How to cite this article:
Siddeshappa ST, Nagdeve S, Yeltiwar RK, Parvez H, Deonani S, Diwan V. Evaluation of various hematological parameters in patients with periodontitis after nonsurgical therapy at different intervals.J Indian Soc Periodontol 2016;20:180-183

How to cite this URL:
Siddeshappa ST, Nagdeve S, Yeltiwar RK, Parvez H, Deonani S, Diwan V. Evaluation of various hematological parameters in patients with periodontitis after nonsurgical therapy at different intervals. J Indian Soc Periodontol [serial online] 2016 [cited 2021 Sep 19 ];20:180-183
Available from:

Full Text


Cardiovascular diseases (CVDs) comprise a variety of heart and vascular conditions including ischemia, atherosclerosis, peripheral artery disease, infective endocarditis, and acute myocardial infarction.[1] Inflammation is recognized as playing a key role in the pathogenesis of atherosclerosis. Inflammatory cells and cytokines are important not only in the initiation of plaque formation in the blood vessel wall but also in the maintenance and rupture of the plaque and subsequent thrombotic complications.[2],[3] Periodontitis is a chronic inflammatory disease characterized by the destruction of alveolar bone, and the loss of the connective tissue supporting the teeth.[4] Triggers of inflammation include smoking, diabetes mellitus, and obesity.[3] These factors (potential confounders) have been related to both periodontal disease and CVD in several studies.[5] Changes in cellular and molecular components of peripheral blood in periodontitis may explain at least in part, the epidemiological observations that periodontitis is associated with CVDs, thromboembolic events, and atherosclerosis.[6]

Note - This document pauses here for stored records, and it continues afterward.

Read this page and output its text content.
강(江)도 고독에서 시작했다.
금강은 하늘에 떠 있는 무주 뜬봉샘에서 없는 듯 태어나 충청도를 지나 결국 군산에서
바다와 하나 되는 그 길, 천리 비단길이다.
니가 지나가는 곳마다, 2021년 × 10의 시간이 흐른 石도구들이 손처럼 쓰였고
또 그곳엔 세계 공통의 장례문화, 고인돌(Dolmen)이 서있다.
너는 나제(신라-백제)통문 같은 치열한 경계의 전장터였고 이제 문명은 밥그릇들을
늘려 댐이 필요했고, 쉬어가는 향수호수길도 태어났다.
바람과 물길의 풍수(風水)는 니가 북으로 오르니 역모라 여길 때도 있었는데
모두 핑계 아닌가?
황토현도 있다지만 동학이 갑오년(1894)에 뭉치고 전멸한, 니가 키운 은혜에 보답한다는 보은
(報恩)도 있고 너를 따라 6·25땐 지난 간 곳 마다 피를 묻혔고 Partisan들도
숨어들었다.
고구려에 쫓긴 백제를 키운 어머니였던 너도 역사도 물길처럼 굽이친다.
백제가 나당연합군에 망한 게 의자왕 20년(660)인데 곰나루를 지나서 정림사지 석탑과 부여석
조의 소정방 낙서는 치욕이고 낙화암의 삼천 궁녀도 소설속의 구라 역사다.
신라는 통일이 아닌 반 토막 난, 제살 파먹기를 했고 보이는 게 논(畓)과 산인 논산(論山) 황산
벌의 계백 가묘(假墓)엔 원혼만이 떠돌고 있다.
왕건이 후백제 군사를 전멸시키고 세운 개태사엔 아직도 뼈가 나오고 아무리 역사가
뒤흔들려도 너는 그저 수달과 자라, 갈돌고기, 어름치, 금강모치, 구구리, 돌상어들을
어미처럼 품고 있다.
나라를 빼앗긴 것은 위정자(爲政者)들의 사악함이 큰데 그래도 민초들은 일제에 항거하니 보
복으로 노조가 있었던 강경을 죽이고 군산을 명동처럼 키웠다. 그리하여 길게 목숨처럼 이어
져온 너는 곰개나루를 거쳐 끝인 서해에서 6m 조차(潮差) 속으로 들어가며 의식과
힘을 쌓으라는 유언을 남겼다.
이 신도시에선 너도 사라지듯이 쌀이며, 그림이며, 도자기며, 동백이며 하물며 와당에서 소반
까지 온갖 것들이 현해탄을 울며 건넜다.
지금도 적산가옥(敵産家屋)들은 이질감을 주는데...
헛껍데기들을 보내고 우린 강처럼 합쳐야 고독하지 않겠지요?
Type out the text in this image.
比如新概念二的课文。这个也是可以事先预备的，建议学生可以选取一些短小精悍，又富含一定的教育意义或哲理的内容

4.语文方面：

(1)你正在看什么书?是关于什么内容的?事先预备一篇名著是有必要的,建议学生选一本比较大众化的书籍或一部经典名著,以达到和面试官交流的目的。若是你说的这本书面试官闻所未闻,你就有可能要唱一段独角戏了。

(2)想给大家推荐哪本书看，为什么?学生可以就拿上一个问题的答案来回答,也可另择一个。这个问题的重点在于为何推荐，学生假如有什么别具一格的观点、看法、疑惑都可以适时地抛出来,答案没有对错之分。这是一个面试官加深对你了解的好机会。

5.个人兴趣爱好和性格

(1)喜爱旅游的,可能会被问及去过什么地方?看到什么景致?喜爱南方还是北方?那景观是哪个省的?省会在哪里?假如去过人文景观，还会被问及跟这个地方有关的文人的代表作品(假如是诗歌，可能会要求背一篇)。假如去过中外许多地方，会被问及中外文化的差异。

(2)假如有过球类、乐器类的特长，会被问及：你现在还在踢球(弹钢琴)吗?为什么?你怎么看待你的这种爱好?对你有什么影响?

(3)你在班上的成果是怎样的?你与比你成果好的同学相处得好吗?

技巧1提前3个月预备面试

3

Traditionally, the total number of white blood cells (leukocytes) and erythrocytes sedimentation rates in peripheral blood has been used as a diagnostic measure to investigate whether a given individual suffers from an infection or inflammatory disease.[6] Leukocytes are an integral part of the innate immune system, these cells are recruited at higher levels during episodes of bacteremia in periodontitis or leakage into the systemic circulation.[6] It has been suggested that the higher numbers of leukocytes increase the blood rheology, make the blood more viscous, and also cells may adhere to the endothelial lining of the blood vessels causing decrease the blood flow. Reduced blood flow could play a role in relation to CVDs, especially in narrow or partly blocked arteries due to atherosclerotic plaque formation.[7],[8],[9]

Periodontitis has also been shown to be associated with an increase in plasma fibrinogen and an increase in platelet activation, which might contribute to a procoagulant state and thus an increased risk for atherosclerosis and CVD.[10]

The aim of the present study was to investigate the effect of nonsurgical periodontal therapy on total leukocyte count (TLC), differential leukocyte count (neutrophils, lymphocytes, eosinophils, basophils, and monocytes), erythrocyte sedimentation rate (ESR), and total platelet count in patients with periodontitis.

 Materials and Methods

A total of 30 patients with periodontitis were selected from the Department of Periodontology, Rungta College of Dental Sciences and Research, Bhilai, Chhattisgarh. Systemically, healthy patients within the age group of 20–55 years of both the genders having probing pocket depth (PPD) of ≥5 mm at four sites per tooth in different quadrants of the mouth along with radiographic evidence of bone loss were included in the study.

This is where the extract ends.